Jim, el esclavo africano de la miniserie ‘Raíces‘, recibe una doble reprimenda. La primera, por ansiar la libertad. La segunda, por no aceptar el nombre que le ha sido impuesto. No importa cuántas veces lo azoten, él dirá llamarse Kunta Kinte, en lugar de Jim. Esta semana, Junts pidió al Gobierno la transferencia a la Generalitat de las competencias sobre inmigración, así como lo correspondiente a los asuntos de integración, identidad y lengua.

Míriam Nogueras, la portavoz de los nacionalistas en el Congreso, pensará que los españoles son mansos, dóciles y holgazanes, de la misma forma en que los amos veían al esclavo fugitivo en la serie televisiva basada en la novela de Alex Haley.

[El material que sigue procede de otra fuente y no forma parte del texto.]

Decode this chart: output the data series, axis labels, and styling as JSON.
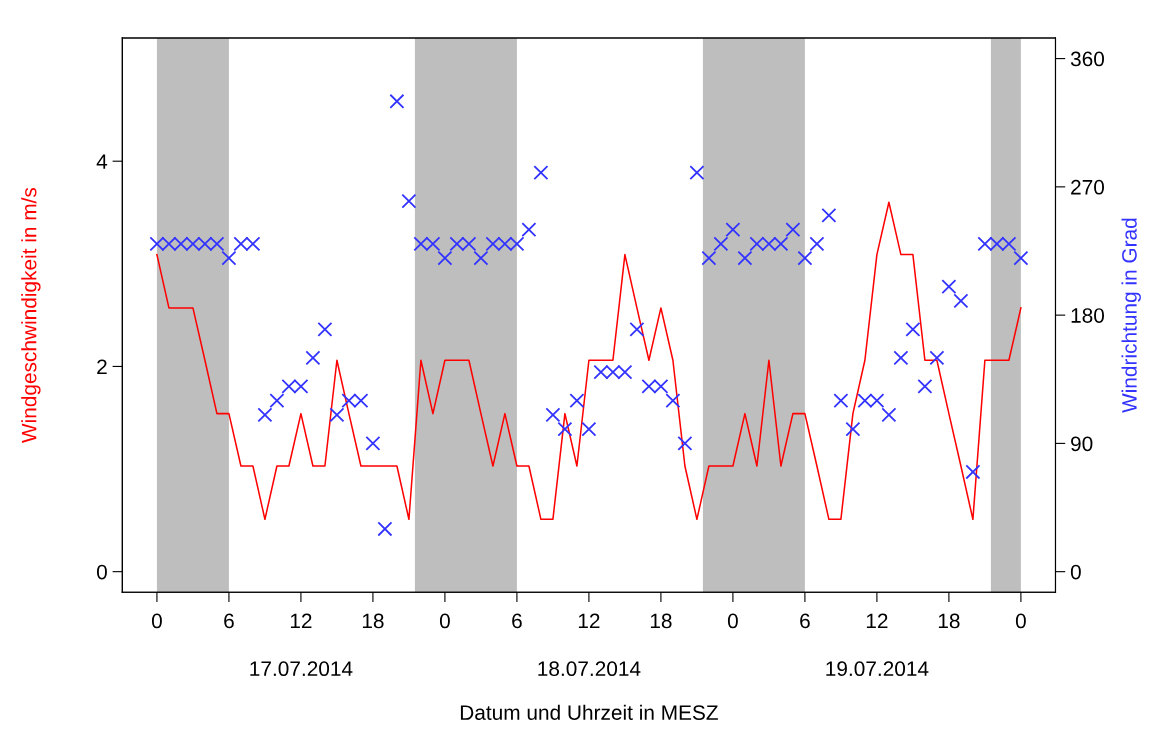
{
  "chart_data": {
    "type": "line",
    "xlabel": "Datum und Uhrzeit in MESZ",
    "ylabel": "Windgeschwindigkeit in m/s",
    "y2label": "Windrichtung in Grad",
    "x": [
      "2014-07-17T00:00",
      "2014-07-17T01:00",
      "2014-07-17T02:00",
      "2014-07-17T03:00",
      "2014-07-17T04:00",
      "2014-07-17T05:00",
      "2014-07-17T06:00",
      "2014-07-17T07:00",
      "2014-07-17T08:00",
      "2014-07-17T09:00",
      "2014-07-17T10:00",
      "2014-07-17T11:00",
      "2014-07-17T12:00",
      "2014-07-17T13:00",
      "2014-07-17T14:00",
      "2014-07-17T15:00",
      "2014-07-17T16:00",
      "2014-07-17T17:00",
      "2014-07-17T18:00",
      "2014-07-17T19:00",
      "2014-07-17T20:00",
      "2014-07-17T21:00",
      "2014-07-17T22:00",
      "2014-07-17T23:00",
      "2014-07-18T00:00",
      "2014-07-18T01:00",
      "2014-07-18T02:00",
      "2014-07-18T03:00",
      "2014-07-18T04:00",
      "2014-07-18T05:00",
      "2014-07-18T06:00",
      "2014-07-18T07:00",
      "2014-07-18T08:00",
      "2014-07-18T09:00",
      "2014-07-18T10:00",
      "2014-07-18T11:00",
      "2014-07-18T12:00",
      "2014-07-18T13:00",
      "2014-07-18T14:00",
      "2014-07-18T15:00",
      "2014-07-18T16:00",
      "2014-07-18T17:00",
      "2014-07-18T18:00",
      "2014-07-18T19:00",
      "2014-07-18T20:00",
      "2014-07-18T21:00",
      "2014-07-18T22:00",
      "2014-07-18T23:00",
      "2014-07-19T00:00",
      "2014-07-19T01:00",
      "2014-07-19T02:00",
      "2014-07-19T03:00",
      "2014-07-19T04:00",
      "2014-07-19T05:00",
      "2014-07-19T06:00",
      "2014-07-19T07:00",
      "2014-07-19T08:00",
      "2014-07-19T09:00",
      "2014-07-19T10:00",
      "2014-07-19T11:00",
      "2014-07-19T12:00",
      "2014-07-19T13:00",
      "2014-07-19T14:00",
      "2014-07-19T15:00",
      "2014-07-19T16:00",
      "2014-07-19T17:00",
      "2014-07-19T18:00",
      "2014-07-19T19:00",
      "2014-07-19T20:00",
      "2014-07-19T21:00",
      "2014-07-19T22:00",
      "2014-07-19T23:00",
      "2014-07-20T00:00"
    ],
    "series": [
      {
        "color": "#ff0000",
        "line_style": "solid",
        "values": [
          3.09,
          2.57,
          2.57,
          2.57,
          2.06,
          1.54,
          1.54,
          1.03,
          1.03,
          0.51,
          1.03,
          1.03,
          1.54,
          1.03,
          1.03,
          2.06,
          1.54,
          1.03,
          1.03,
          1.03,
          1.03,
          0.51,
          2.06,
          1.54,
          2.06,
          2.06,
          2.06,
          1.54,
          1.03,
          1.54,
          1.03,
          1.03,
          0.51,
          0.51,
          1.54,
          1.03,
          2.06,
          2.06,
          2.06,
          3.09,
          2.57,
          2.06,
          2.57,
          2.06,
          1.03,
          0.51,
          1.03,
          1.03,
          1.03,
          1.54,
          1.03,
          2.06,
          1.03,
          1.54,
          1.54,
          1.03,
          0.51,
          0.51,
          1.54,
          2.06,
          3.09,
          3.6,
          3.09,
          3.09,
          2.06,
          2.06,
          1.54,
          1.03,
          0.51,
          2.06,
          2.06,
          2.06,
          2.57
        ]
      },
      {
        "type": "scatter",
        "axis": "y2",
        "marker": "cross",
        "color": "#3333ff",
        "values": [
          230,
          230,
          230,
          230,
          230,
          230,
          220,
          230,
          230,
          110,
          120,
          130,
          130,
          150,
          170,
          110,
          120,
          120,
          90,
          30,
          330,
          260,
          230,
          230,
          220,
          230,
          230,
          220,
          230,
          230,
          230,
          240,
          280,
          110,
          100,
          120,
          100,
          140,
          140,
          140,
          170,
          130,
          130,
          120,
          90,
          280,
          220,
          230,
          240,
          220,
          230,
          230,
          230,
          240,
          220,
          230,
          250,
          120,
          100,
          120,
          120,
          110,
          150,
          170,
          130,
          150,
          200,
          190,
          70,
          230,
          230,
          230,
          220
        ]
      }
    ],
    "xlim": [
      "2014-07-16T21:07",
      "2014-07-20T02:53"
    ],
    "xticks": [
      {
        "value": "2014-07-17T00:00",
        "label": "0"
      },
      {
        "value": "2014-07-17T06:00",
        "label": "6"
      },
      {
        "value": "2014-07-17T12:00",
        "label": "12"
      },
      {
        "value": "2014-07-17T18:00",
        "label": "18"
      },
      {
        "value": "2014-07-18T00:00",
        "label": "0"
      },
      {
        "value": "2014-07-18T06:00",
        "label": "6"
      },
      {
        "value": "2014-07-18T12:00",
        "label": "12"
      },
      {
        "value": "2014-07-18T18:00",
        "label": "18"
      },
      {
        "value": "2014-07-19T00:00",
        "label": "0"
      },
      {
        "value": "2014-07-19T06:00",
        "label": "6"
      },
      {
        "value": "2014-07-19T12:00",
        "label": "12"
      },
      {
        "value": "2014-07-19T18:00",
        "label": "18"
      },
      {
        "value": "2014-07-20T00:00",
        "label": "0"
      }
    ],
    "x2lim": [
      "2014-07-16T21:07",
      "2014-07-20T02:53"
    ],
    "x2ticks": [
      {
        "value": "2014-07-17T12:00",
        "label": "17.07.2014"
      },
      {
        "value": "2014-07-18T12:00",
        "label": "18.07.2014"
      },
      {
        "value": "2014-07-19T12:00",
        "label": "19.07.2014"
      }
    ],
    "ylim": [
      -0.2,
      5.2
    ],
    "yticks": [
      0,
      2,
      4
    ],
    "y2lim": [
      -14.4,
      374.4
    ],
    "y2ticks": [
      0,
      90,
      180,
      270,
      360
    ],
    "bands": [
      {
        "axis": "x",
        "from": "2014-07-17T00:00",
        "to": "2014-07-17T06:00",
        "color": "#bebebe"
      },
      {
        "axis": "x",
        "from": "2014-07-17T21:30",
        "to": "2014-07-18T06:00",
        "color": "#bebebe"
      },
      {
        "axis": "x",
        "from": "2014-07-18T21:30",
        "to": "2014-07-19T06:00",
        "color": "#bebebe"
      },
      {
        "axis": "x",
        "from": "2014-07-19T21:30",
        "to": "2014-07-20T00:00",
        "color": "#bebebe"
      }
    ],
    "grid": false,
    "legend": false
  }
}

Para alguien que sugiere la existencia de una excepción catalana y discrimina la concesión de un permiso de residencia según el idioma, el asunto presupone segregación. Quienes no hablan catalán merecen, como Kunta Kinte, un castigo. Mejor Jordi que Jorge.

Hace casi un siglo, los padres de la escritora y Nobel de Literatura Nadine Gordimer escaparon de una tragedia para meterse en otra. Llegaron a Sudáfrica huyendo de la ola antisemita que ya a comienzos del siglo XX recorría Europa. Mitad inglesa, mitad judía, Gordimer creció en una sociedad donde la discriminación tenía rango legal. Como Doris Lessing o J.M. Coetzee, Gordimer plasmó en sus libros la violencia que avasalla, día a día: el grifo roto de la palabra y los sentimientos. La paranoia de la pureza. Eso que comienza en el lenguaje y se hincha como un pan venenoso en el corazón de las sociedades.

Hay quienes pueden creer en la paz, incluso en la paz a cualquier precio, pero cuando asoma la pulsión de la segregación, la xenofobia y el nacionalismo, ninguna paz merece ser considerada como tal. Ese odio jurásico que el nacionalismo guarda en la gaveta sirve de mucho, hoy, a los que desean conservar el poder y a aquellos que desean asaltarlo. Hay quienes llevan años sacándole brillo a ese agravio. Días y días abjurando de esos impíos especímenes castellanohablantes que deberían de ser desterrados o expulsados, según las exigencias del partido de Puigdemont.

La expresión «acogimiento lingüístico» utilizada por el nacionalismo catalán, y repetida al dedillo por los portavoces del Ejecutivo, suena a lo que el ‘Retablo de las Maravillas’ en el entremés homónimo cervantino. Presos de miedo a ser considerados cristianos conversos o bastardos, y por tanto a perder el apoyo parlamentario, los miembros del gabinete de Pedro Sánchez dan por mágico el trampantojo del secesionismo: se asombran, dicen ver lo que no existe, incluso sobreactúan con tal de no ser tomados por infieles, como aquellos habitantes de la villa a la que llegaron los pícaros Chanfalla y Chirinos, con su tablón de madera. Ahí donde el PSOE dice ver el progresismo, como los parroquianos aseguraban ver al señor en un trozo del palo, ante la tablilla del nacionalismo se congrega una turba capaz de azotar, como a Kunta Kinte, a aquellos que se resistan a ser llamados Jordi.